Il ouvrit les yeux. He opened his eyes.

— Quelle heure est-il? - What time is it?

— Minuit. - Midnight.

— Quel temps fait-il? - What's the weather like?

— Je ne sais pas... - I don't know...

Il se leva. Il marchait lentement vers la fenêtre en s'étirant. He walked slowly towards the window, stretching.

— Je n'aurai pas très froid. "I won't be very cold." Quelle est la direction du vent? What is the wind direction?

— Comment veux-tu que je sache... "How do you want me to know...

Il se pencha : He bent :

— Sud. - South. C'est très bien. Ça tient au moins jusqu'au Brésil. At least until Brazil.

Il remarqua la lune et se connut riche. He noticed the moon and knew he was rich. Puis ses yeux descendirent sur la ville. Then his eyes fell on the city.

Il ne la jugea ni douce, ni lumineuse, ni chaude. He didn't think she was soft, bright or warm. Il voyait déjà s'écouler le sable vain de ses lumières. He could already see the vain sand dripping from his lights.

— A quoi penses-tu? - What's on your mind?

Il pensait à la brume possible du côté de Porto Allegre. He was thinking about the possible fog off Porto Allegre.

— J'ai ma tactique. - I have my tactics. Je sais par où faire le tour. I know which way to turn.

Il s'inclinait toujours. He always bowed. Il respirait profondément, comme avant de se jeter, nu, dans la mer. He breathed deeply, as if before throwing himself, naked, into the sea.

— Tu n'es même pas triste... Pour combien de jours t'en vas-tu? - You're not even sad... For how many days are you going away?

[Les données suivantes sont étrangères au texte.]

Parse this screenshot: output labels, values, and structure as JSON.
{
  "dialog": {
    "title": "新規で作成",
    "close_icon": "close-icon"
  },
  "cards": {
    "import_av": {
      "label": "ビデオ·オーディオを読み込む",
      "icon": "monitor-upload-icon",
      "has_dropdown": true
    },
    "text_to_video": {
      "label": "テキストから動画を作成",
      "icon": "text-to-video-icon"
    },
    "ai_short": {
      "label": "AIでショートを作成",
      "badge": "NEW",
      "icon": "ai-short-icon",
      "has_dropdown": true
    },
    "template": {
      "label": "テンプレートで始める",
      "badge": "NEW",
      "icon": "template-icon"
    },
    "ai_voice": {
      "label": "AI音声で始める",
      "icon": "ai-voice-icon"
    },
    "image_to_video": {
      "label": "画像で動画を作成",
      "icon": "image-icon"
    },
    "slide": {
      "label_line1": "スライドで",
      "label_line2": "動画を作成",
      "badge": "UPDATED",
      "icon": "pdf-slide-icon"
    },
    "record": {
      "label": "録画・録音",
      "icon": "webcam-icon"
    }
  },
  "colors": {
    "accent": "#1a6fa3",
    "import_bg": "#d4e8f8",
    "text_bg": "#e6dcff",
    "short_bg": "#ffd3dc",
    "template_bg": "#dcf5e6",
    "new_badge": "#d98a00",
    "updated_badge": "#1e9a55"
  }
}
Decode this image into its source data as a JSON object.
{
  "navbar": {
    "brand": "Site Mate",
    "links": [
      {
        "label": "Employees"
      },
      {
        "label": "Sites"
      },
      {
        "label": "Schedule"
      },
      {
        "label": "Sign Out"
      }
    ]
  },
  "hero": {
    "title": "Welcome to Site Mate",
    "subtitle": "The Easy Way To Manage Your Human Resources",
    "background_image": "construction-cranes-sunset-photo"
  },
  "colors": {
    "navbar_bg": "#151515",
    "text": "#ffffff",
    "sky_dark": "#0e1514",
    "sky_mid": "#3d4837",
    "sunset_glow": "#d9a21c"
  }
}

Huit, dix jours. Eight, ten days. Il ne savait pas. He didn't know. Triste, non; pourquoi? Sad, no; why? Ces plaines, ces villes, ces montagnes... Il partait libre, lui semblait-il, à leur conquête. These plains, these towns, these mountains... He set out free, it seemed to him, to conquer them. Il pensait aussi qu'avant une heure il posséderait et rejetterait Buenos Aires. He also thought that within the hour he would own and reject Buenos Aires. También pensó que en una hora sería dueño y señor de Buenos Aires.

Il sourit :

— Cette ville... j'en serai si vite loin. - This town... I'll be gone so soon. C'est beau de partir la nuit. It's nice to leave at night. On tire sur la manette des gaz, face au Sud, et dix secondes plus tard on renverse le paysage, face au Nord. We pull back on the throttle, facing south, and ten seconds later we turn the landscape upside down, facing north. La ville n'est plus qu'un fond de mer. The city is nothing more than a seabed.

Elle pensait à tout ce qu'il faut rejeter pour conquérir. She thought about all the things you have to reject to conquer.

— Tu n'aimes pas ta maison? - Don't you love your home?

— J'aime ma maison... - I love my home...

Mais déjà sa femme le savait en marche. But his wife already knew he was on the move. Ces larges épaules pesaient déjà contre le ciel. Those broad shoulders were already weighing against the sky.

Elle le lui montra. She showed it to him.

— Tu as beau temps, ta route est pavée d'étoiles. - Your road is paved with stars.

Il rit : He laughs:

— Oui.

Elle posa la main sur cette épaule et s'émut de la sentir tiède : cette chair était donc menacée?... She put her hand on that shoulder and was moved to feel it warm: was that flesh then threatened?...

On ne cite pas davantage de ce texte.